Much has been written on the comparative and global histories of acclimatisation in the nineteenth and early-twentieth centuries. In France, the acclimatisation movement thrived under the leadership of Isidore Geoffroy Saint-Hilaire, who founded the Société zoologique d'acclimatation in 1854. By contrast, in Britain, acclimatisation appeared to be practiced only by a limited circle of gentleman menagerists, failing to evolve into a disciplinary science. The Acclimatisaiton Society of the United Kingdom (1860-4) was indeed castigated as a dining club of epicurean gentlemen. This paper, however, rethinks the trajectory of British acclimatisation by identifying its long-term development and contributions.

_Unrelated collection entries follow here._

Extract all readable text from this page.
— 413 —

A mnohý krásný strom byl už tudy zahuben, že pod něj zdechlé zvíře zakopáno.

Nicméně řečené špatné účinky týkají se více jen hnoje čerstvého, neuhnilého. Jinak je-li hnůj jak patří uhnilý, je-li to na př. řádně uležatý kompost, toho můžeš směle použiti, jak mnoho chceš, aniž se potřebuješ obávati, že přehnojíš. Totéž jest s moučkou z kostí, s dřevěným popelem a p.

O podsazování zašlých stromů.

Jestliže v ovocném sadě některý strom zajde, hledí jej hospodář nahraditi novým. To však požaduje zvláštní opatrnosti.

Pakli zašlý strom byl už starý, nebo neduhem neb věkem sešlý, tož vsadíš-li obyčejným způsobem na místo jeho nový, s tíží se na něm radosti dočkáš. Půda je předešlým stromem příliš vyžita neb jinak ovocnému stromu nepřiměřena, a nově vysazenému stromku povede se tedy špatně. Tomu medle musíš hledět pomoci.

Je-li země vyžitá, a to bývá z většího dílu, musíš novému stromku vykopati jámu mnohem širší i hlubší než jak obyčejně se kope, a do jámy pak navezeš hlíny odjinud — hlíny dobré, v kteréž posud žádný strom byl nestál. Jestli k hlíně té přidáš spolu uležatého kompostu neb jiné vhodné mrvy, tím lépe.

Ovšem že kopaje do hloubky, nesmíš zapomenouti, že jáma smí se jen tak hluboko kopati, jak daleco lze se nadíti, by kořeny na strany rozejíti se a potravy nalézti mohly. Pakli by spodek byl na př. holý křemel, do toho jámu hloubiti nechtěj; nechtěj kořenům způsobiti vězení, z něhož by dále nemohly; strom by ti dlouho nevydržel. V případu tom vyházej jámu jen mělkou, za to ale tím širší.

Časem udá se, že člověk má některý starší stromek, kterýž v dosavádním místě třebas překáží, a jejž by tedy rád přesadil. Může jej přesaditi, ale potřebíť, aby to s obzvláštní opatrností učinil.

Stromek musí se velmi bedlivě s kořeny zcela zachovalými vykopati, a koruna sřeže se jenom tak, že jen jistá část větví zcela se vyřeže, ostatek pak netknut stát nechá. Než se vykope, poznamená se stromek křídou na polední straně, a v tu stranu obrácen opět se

A variety of breeding experiments began to be conducted with the foundation of the Zoological Society of London in 1826, and in the late 1850s the society tried to collect a breeding stock of Himalayan pheasants in its attempt to acclimatise them in the Scottish Highlands. In the late nineteenth century, acclimatisation remained to be spontaneous and leisurely practices of gentleman breeders. Expertise on nomenclature, breeding and the effect of climatic change on animal physiology was often provided by specialist zoologists such as Alfred Russell Wallace and Phillip Lutley Sclater, secretary of the Zoological Society, both of whom later published on the geographical distributions of animals. The study of acclimatisaiton involved investigating the relationships between the distribution of species and environmental condition: it was the legacy passed on to the emerging field of zoogeography.